We recently took our first trip to Lake Tahoe and were blown away by the vastness of this incredible place. As we visited in May, it was in between the Winter and Summer seasons and so on the quiet side, but this was fine for us. We took the four hour car ride with our four month old daughter, Holly, and our nine year old Jack Russell Terrier, Jasper, and I’m not sure who was more demanding! Jasper has never been one for cars so didn’t enjoy the journey very much, however after spending so long in her car seat Holly was feeling a tad frustrated by the time we arrived!

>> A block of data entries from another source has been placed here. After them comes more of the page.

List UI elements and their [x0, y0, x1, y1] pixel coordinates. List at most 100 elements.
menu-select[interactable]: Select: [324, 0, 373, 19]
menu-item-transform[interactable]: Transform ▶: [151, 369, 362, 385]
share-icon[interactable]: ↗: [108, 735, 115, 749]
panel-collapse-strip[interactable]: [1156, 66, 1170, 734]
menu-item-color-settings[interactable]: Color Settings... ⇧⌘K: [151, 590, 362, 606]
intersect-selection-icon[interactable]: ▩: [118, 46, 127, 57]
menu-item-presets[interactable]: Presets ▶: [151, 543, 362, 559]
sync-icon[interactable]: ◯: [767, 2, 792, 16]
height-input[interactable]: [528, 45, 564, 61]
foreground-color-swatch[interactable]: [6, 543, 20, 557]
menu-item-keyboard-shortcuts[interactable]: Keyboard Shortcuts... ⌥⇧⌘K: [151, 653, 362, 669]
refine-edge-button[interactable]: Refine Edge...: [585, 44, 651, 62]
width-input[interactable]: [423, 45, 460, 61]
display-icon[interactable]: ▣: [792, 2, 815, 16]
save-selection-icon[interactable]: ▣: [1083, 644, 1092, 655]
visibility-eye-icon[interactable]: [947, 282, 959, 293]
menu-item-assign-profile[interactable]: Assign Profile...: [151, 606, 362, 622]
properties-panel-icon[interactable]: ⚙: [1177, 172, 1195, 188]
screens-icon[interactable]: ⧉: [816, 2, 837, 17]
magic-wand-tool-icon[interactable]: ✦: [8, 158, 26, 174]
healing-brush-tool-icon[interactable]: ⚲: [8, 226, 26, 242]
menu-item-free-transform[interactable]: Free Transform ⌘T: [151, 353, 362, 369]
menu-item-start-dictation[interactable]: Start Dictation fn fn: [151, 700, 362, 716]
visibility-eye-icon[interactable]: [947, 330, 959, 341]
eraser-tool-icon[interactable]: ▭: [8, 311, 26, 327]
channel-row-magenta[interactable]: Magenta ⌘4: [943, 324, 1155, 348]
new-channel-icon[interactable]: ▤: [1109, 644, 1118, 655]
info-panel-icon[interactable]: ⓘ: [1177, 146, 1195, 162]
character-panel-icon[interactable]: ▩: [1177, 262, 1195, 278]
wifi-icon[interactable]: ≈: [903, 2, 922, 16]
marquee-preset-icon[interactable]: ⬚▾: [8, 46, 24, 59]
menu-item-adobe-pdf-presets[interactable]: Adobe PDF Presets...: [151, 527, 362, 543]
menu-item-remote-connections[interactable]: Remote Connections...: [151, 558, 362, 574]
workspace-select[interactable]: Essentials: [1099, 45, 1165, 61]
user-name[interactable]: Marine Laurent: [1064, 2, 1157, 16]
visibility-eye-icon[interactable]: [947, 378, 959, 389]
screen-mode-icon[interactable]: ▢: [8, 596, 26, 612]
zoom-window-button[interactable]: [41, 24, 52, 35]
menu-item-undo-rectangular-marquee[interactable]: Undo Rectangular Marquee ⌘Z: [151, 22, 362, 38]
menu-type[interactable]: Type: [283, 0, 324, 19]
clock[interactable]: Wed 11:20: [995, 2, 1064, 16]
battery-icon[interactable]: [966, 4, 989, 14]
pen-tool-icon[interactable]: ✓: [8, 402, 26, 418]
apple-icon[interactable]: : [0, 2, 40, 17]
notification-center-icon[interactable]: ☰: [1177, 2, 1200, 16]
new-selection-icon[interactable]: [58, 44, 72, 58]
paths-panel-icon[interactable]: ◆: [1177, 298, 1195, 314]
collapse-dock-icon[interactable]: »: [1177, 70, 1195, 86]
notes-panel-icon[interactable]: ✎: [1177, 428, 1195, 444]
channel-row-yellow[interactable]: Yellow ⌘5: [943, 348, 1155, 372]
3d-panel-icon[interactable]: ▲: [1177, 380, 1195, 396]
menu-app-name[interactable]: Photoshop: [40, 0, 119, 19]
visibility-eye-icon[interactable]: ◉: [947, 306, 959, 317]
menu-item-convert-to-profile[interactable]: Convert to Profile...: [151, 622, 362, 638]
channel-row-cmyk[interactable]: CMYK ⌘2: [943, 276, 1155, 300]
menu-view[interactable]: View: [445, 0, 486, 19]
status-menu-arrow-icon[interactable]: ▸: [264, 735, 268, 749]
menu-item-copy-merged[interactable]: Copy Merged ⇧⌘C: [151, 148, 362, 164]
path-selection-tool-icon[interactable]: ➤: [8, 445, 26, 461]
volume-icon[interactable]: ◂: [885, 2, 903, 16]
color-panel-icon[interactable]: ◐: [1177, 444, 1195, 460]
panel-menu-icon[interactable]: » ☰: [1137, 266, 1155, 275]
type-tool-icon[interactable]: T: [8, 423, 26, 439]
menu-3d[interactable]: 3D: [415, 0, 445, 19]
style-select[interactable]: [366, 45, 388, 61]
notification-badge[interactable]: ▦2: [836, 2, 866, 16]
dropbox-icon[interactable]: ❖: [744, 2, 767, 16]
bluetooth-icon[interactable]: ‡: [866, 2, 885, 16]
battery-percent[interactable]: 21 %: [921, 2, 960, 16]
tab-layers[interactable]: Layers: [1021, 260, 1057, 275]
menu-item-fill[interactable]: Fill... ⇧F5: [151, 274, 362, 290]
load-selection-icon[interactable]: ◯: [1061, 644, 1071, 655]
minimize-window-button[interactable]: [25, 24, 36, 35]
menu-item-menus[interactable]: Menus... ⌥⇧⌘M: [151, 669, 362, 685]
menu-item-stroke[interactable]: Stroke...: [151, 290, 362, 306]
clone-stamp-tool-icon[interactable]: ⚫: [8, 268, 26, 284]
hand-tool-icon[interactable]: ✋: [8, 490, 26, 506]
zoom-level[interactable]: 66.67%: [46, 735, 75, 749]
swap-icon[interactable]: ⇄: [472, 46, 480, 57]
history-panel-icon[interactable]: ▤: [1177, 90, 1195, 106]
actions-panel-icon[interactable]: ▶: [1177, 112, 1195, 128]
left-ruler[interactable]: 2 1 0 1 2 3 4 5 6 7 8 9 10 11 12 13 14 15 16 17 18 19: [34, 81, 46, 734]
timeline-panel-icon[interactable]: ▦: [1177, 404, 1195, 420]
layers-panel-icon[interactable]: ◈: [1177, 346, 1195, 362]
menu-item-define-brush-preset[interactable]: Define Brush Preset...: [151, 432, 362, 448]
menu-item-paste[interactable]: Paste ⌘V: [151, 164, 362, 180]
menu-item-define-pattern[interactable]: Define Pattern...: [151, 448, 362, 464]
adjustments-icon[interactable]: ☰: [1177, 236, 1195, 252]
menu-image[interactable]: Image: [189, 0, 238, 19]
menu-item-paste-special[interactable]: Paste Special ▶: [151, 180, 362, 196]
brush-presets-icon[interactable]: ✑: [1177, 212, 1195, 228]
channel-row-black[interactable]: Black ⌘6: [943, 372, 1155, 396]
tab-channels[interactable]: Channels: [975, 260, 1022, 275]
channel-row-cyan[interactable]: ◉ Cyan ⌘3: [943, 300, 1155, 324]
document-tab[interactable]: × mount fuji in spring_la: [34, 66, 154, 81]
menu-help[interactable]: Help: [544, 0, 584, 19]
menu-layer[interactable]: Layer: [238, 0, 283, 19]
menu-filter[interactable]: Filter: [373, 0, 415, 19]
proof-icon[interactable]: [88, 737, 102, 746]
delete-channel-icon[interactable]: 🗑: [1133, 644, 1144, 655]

We stayed in the two star Pine Cone Acre Motel, at South Lake Tahoe. I came across this little motel via Craigslist and was a bit concerned it was going to be a little too basic. However when we arrived we were pleasantly surprised. The owner was warm and welcoming, as were her two pooches Jessie and Charli. As we entered our lodging for the next two nights we discovered the room had two double beds and a small kitchen with fridge, microwave, cooker and a little table and chairs, not to mention cable and free wifi. All for $70 a night, you couldn’t ask for much more!
After unpacking our things (and Miss Holly’s many suitcases), we decided to take a wander down to the lake. We drove via the Keys, which seems to be a hot spot for the wealthy and their yachts although it was pretty quiet and the small play area and pool were shut. After that we arrived at the nearest dog-friendly beach, Kiva Beach. As it was out of season the drive down from the main road was closed, so we parked up and wandered down to the beach. Halfway down it got a little like an off-road trail and the buggy’s suspension was tested as Holly was jolted all over the place, but we got there in one piece. It was quiet but provided a beautiful view over the lake, with the snow-capped mountains behind us. Jasper had a lovely play in the sea and Holly pressed her toes in the sand for the first time.
That night we left Jasper curled up in his bed and ventured to the nearby Murphy’s Irish Pub. As they have an outside terrace area, we could have brought Jasper along with us, but as he prefers to be constantly on the go and isn’t keen on being made to sit next to us calmly, we opted for a peaceful evening. The pub had a welcoming atmosphere and the ice cream cocktails were an instant hit. There was some live music playing on the terrace, which occasionally drifted into the restaurant area and we unwound with a couple of drinks and some chicken wings.
The next day we decided to venture west of the lake and headed to Emerald Bay. The drive there provided us with some spectacular views and when we parked up the ridge in front of us jutted out directly over the bay and we took the opportunity to take a few good photos and breathe in the fresh Tahoe air.
Unfortunately no dogs are allowed on the trail down to the bay, so we piled back in the car and proceeded further along the coast, taking in the scenery as we went. Eventually we ended up near the Olympic Park at Squaw Village so decided to take a detour and have a look. As we parked up, we couldn’t believe there were still skiers on the snow-covered mountains in front of us – it was May!
We had a wander around the village, which provides a few clothes shops, small eateries and access to the cable car which takes you up to High Camp. At 8200 feet up, you can enjoy shopping, dining, sightseeing and ice skating at the Olympic Ice Pavilion as well as an enormous heated free-form swimming pool and a jacuzzi with apparently amazing views. Unfortunately Jasper was not permitted on the ride up there, so we had to pass, but it is a very poplar attraction.
After a wander round the village, we returned the the motel to once again drop Jasper off as we had decided a refueling was in order. We walked next door to The Cantina Bar & Grill, which has been voted Best Mexican Restaurant 10 years running and Tahoe’s Best Margarita’s – of course I had to sample this for myself! I opted for the Blue Lagoon Margarita and it was yummy! For the next few hours, we had a Mexican feast including burritos, enchiladas, tamales and the recommended special fish tacos, which were lovely. The place was definitely a great find!
On or final day we said goodbye to the Pine Cone Acre and drove up the Eastern side of the Lake for a trip to Virginia City. Driving over the state line into Nevada we got an immediate view of the many casino’s available to those in the gambling mind, as well as more great views of the Nevada terrain. Once we arrived at Virginia City, we knew we were in for a treat. The site of a world-famous gold and silver mining boom, the city has been preserved in it’s 1865 origins and provides a great experience of the old West. Here we wandered down streets past cowboys complete with spurs and saloon ladies in full attire. We took our time, browsing at the leather shops and Western bars, but making sure to wrap up a little more as at 6200 feet it’s a little chilly. For $11 each you can ride the authentic steam train, taking a 35 minute historic tour to Gold Hill. Here the conductor tells the story of Nevada’s late 19th century mining boom, when the V&T was built and Virginia City was the richest city on earth. Dogs are allowed on the trains, however due to Jasper’s hyperactivity, we decided to give it a miss.